Cette capacité empathique sans être emphatique force l’admiration : empathique, oui, car Belin se met à la place d’autrui, de ces autrui démunis ou déclassés : sur "Glissé Redressé" : "je n’ai plus de pays, me donner du pain m’en faire don", puis cet homme, qui a glissé se redresse et alors musique et chant varient, subtilement, deviennent plus lumineuse et les cordes éclairent tout ça et pour lui c’est "la fin du sable sale, fin des tessons, fin de ma faim d’animal, fin de maudire les saisons, madame monsieur je me suis redressé" ; Belin voit dans les rues tous ceux qui sont, toujours plus nombreux, à la rue, assis par terre, sur le cul : "Il y avait un homme ce matin (…) il y avait dix hommes ce matin, comme hier d’ailleurs, sur le cul" ("Sur le Cul"). N’oublions pas ce largué, paumé, esseulé qui cherche un banc pour tenter de dire des "Choses nouvelles" à celui ou celle qui l’a délaissé : "cherchant un banc bien gaulé (…) assis sur ce banc mal gaulé … je chéris ton cœur adoré (… ) cachant à ma raison que du temps a passé je chéris ton cœur, la nuit je parle seul je te parle tout seul pour te dire des choses nouvelles" ; de même sur "Nuits bleues" : "elle est partie, c’est rien de le dire (…) ouvre la fenêtre le ciel est noir d’oiseau (…) la vérité, la vie crue, les nuits bleues, le bruit et la fureur (…) le ciel a changé de place, un vague à l’âme, le ciel a enfin changé de place".

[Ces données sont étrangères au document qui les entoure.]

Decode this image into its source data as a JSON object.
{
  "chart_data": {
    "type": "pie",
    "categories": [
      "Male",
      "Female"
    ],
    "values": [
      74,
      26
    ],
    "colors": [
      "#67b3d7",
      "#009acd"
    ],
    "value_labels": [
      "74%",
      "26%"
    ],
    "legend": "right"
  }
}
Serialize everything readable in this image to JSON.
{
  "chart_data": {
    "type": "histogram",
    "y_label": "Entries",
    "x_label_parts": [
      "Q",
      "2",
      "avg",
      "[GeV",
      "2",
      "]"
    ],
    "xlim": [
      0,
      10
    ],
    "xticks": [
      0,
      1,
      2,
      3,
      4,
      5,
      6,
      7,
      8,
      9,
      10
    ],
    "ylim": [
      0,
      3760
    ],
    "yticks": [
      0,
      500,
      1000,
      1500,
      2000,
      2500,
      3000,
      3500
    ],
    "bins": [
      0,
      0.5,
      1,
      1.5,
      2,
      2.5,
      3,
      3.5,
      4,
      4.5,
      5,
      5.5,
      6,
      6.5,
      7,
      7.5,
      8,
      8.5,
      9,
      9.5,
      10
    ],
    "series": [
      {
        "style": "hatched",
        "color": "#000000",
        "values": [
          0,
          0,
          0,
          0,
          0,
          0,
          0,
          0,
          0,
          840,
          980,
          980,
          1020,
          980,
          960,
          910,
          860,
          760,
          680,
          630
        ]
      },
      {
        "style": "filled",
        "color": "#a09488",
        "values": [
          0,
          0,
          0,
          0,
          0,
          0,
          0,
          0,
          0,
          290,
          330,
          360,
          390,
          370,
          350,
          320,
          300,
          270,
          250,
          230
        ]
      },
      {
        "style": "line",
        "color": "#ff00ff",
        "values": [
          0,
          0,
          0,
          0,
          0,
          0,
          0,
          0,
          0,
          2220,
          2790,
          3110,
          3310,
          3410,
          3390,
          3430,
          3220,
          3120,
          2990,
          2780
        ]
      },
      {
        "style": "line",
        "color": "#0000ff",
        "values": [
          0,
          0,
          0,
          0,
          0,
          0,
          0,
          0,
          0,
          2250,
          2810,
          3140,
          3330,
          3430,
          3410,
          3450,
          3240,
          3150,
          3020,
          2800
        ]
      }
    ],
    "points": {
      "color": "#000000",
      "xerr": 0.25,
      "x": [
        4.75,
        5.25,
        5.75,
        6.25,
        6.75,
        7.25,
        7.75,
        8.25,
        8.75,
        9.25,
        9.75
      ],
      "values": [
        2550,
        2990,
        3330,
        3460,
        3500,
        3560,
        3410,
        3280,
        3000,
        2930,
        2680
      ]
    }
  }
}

Musicalement le climat est un bluesy et les chansons reposent sur des basses jouées en boucle et des batteries chaudes, les guitares sont présentes mais plutôt en toiles de fond. Les claviers interviennent, ponctuent, interférent ou brouillent la parole ("Bronze"), indiquent, par exemple, un changement de sens, de même pour les (rares) cordes.
En quelque mots, en jouant sur les intonations et la ponctuation, Belin, de son chant contenu nous donne à voir (plus qu’à entendre) des réalités sociales et humaines : ce "S’il vous plaît" adressé à un certain public à l’opéra ("L’opéra") répété toujours différemment donne à voir le mépris d’une partie du public pour une autre partie. Cela sans être emphatique car ici tout est discret et les petites variations dans cette musique de boucle nous donnent à comprendre ; tout est clair pour qui veut bien tendre l’oreille car Belin ne crie rien, n’impose pas le sens, ne vole pas la vedette aux "gens" dont il parle.
Dire beaucoup avec très peu, c’est là je crois l’objectif de Belin, et cela autant dans la musique que dans les paroles.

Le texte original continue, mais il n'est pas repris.